プール内を清掃するダイバーさんがいると、かまってほしいのか興味津々です。まるで公園で遊んでいる子どもを見ているような気分になります。

ときには、自分で作りだした気泡をつついて遊んでいる子も。写真ではわかりにくいですが、気泡をパクっと噛んで遊んでいました。
自然界のイルカもクラゲをつついて遊ぶことがあるそうです。身近なものを何でも遊び道具にできるのは、人間の子どもと同じで「哺乳類あるある」なのかもしれません。

エサの小魚ですら、見せびらかすようにくわえていました。少し乾燥させたほうが風味が出るのかもしれませんね。

バンドウイルカのショーパフォーマンスは、水族館の人気イベントです。バンドウイルカのパフォーマンスを初めて見たとき、僕はパワフルな泳ぎとジャンプにビックリしました。
とにかく泳ぐスピードが速い。写真を撮ろうとしても、構えたときには違うところにいるほど。水面をジャンプした瞬間なんて、もはや鳥のように飛んでました。

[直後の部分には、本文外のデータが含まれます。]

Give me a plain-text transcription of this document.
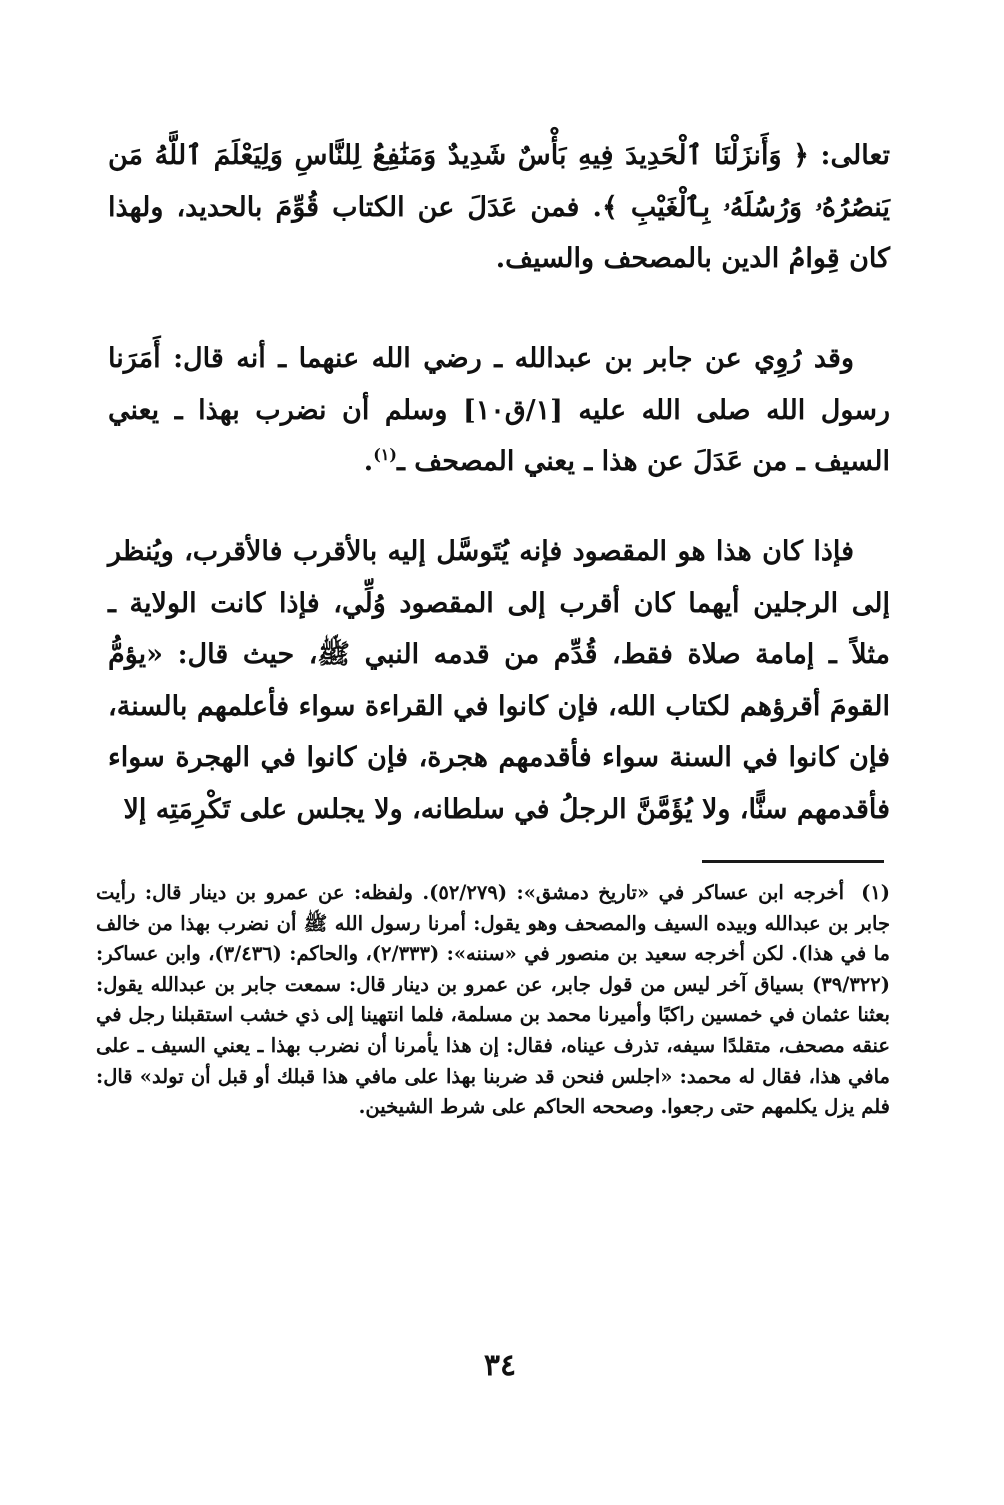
تعالى: ﴿ وَأَنزَلْنَا ٱلْحَدِيدَ فِيهِ بَأْسٌ شَدِيدٌ وَمَنَٰفِعُ لِلنَّاسِ وَلِيَعْلَمَ ٱللَّهُ مَن يَنصُرُهُۥ وَرُسُلَهُۥ بِٱلْغَيْبِ ﴾. فمن عَدَلَ عن الكتاب قُوِّمَ بالحديد، ولهذا كان قِوامُ الدين بالمصحف والسيف.

وقد رُوِي عن جابر بن عبدالله ـ رضي الله عنهما ـ أنه قال: أَمَرَنا رسول الله صلى الله عليه [١/ق١٠] وسلم أن نضرب بهذا ـ يعني السيف ـ من عَدَلَ عن هذا ـ يعني المصحف ـ$^{(١)}$.

فإذا كان هذا هو المقصود فإنه يُتَوسَّل إليه بالأقرب فالأقرب، ويُنظر إلى الرجلين أيهما كان أقرب إلى المقصود وُلِّي، فإذا كانت الولاية ـ مثلاً ـ إمامة صلاة فقط، قُدِّم من قدمه النبي ﷺ، حيث قال: «يؤمُّ القومَ أقرؤهم لكتاب الله، فإن كانوا في القراءة سواء فأعلمهم بالسنة، فإن كانوا في السنة سواء فأقدمهم هجرة، فإن كانوا في الهجرة سواء فأقدمهم سنًّا، ولا يُؤَمَّنَّ الرجلُ في سلطانه، ولا يجلس على تَكْرِمَتِه إلا

(١)أخرجه ابن عساكر في «تاريخ دمشق»: (٥٢/٢٧٩). ولفظه: عن عمرو بن دينار قال: رأيت جابر بن عبدالله وبيده السيف والمصحف وهو يقول: أمرنا رسول الله ﷺ أن نضرب بهذا من خالف ما في هذا). لكن أخرجه سعيد بن منصور في «سننه»: (٢/٣٣٣)، والحاكم: (٣/٤٣٦)، وابن عساكر: (٣٩/٣٢٢) بسياق آخر ليس من قول جابر، عن عمرو بن دينار قال: سمعت جابر بن عبدالله يقول: بعثنا عثمان في خمسين راكبًا وأميرنا محمد بن مسلمة، فلما انتهينا إلى ذي خشب استقبلنا رجل في عنقه مصحف، متقلدًا سيفه، تذرف عيناه، فقال: إن هذا يأمرنا أن نضرب بهذا ـ يعني السيف ـ على مافي هذا، فقال له محمد: «اجلس فنحن قد ضربنا بهذا على مافي هذا قبلك أو قبل أن تولد» قال: فلم يزل يكلمهم حتى رجعوا. وصححه الحاكم على شرط الشيخين.

٣٤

そんな姿を見ていると、バンドウイルカって「ものすごくマッチョなのでは?」と思うように。バンドウイルカの大ジャンプを見ると、もはや大ジャンプどころの高さではありません。
勢いよくジャンプして、見上げるほどの高さ(たぶん5~6mくらい)にあるボールをタッチします。
バンドウイルカの体長って、一般的には2~4mほど。つまり、人間よりも大きな体で、水面からロケットのようにジャンプするわけです。どれほどのパワーで、どのように推進力を生みだしているのか、僕には想像すらできません。

ジャンプしたりポージングしたり、バンドウイルカのショーパフォーマンスは多彩です。そんなショーパフォーマンスを見ながら、ふと思ったことがあります。
パフォーマンスをしっかりと覚えられるバンドウイルカって「賢いな」と。
ショーを何気なく楽しんでいましたが、よく考えてみれば色々なパフォーマンスをしています。
スピードを出して泳ぐ
波を立てて泳ぐ
高くジャンプする
前転や後転をする
身体をひねってジャンプする
鳴き声を出す
歌っているように鳴く
決めポーズをする
トレーナーと握手をする
尾ヒレを振る
イルカが見せるパフォーマンスは、細かく分けてみると本当にたくさんあります。僕だったら、いくつか忘れてしまいそうなほどです。

バンドウイルカはトレーナーさんのサインを理解し、しっかりとパフォーマンスを披露します。
けっこうスゴイことだと思いませんか?僕なんて3つ以上のことを覚えようとすると、ちょいちょい間違えますもん。
あれ?なんだっけ!?って。

少なくとも僕が見てきた限りでは、イルカがパフォーマンスを間違える姿は見た記憶がありません。だからこそ、イルカに対して、水族館で共に働いている「プロ」なんだなと思いました。
たまに「ちょっと不器用な子」もいるんですけど、もはやそれすら「演出」なんじゃないかと思うほど。僕はイルカたちの手の上で、コロコロと転がされているのかもしれません。
水族館へ遊びに行く機会があったら、ぜひバンドウイルカの特徴を観察したり、ショーパフォーマンスを見たりしてみてください。可愛らしさだけでなく、力強さや賢さを知ると、バンドウイルカに興味・関心をもつきっかけになると思います。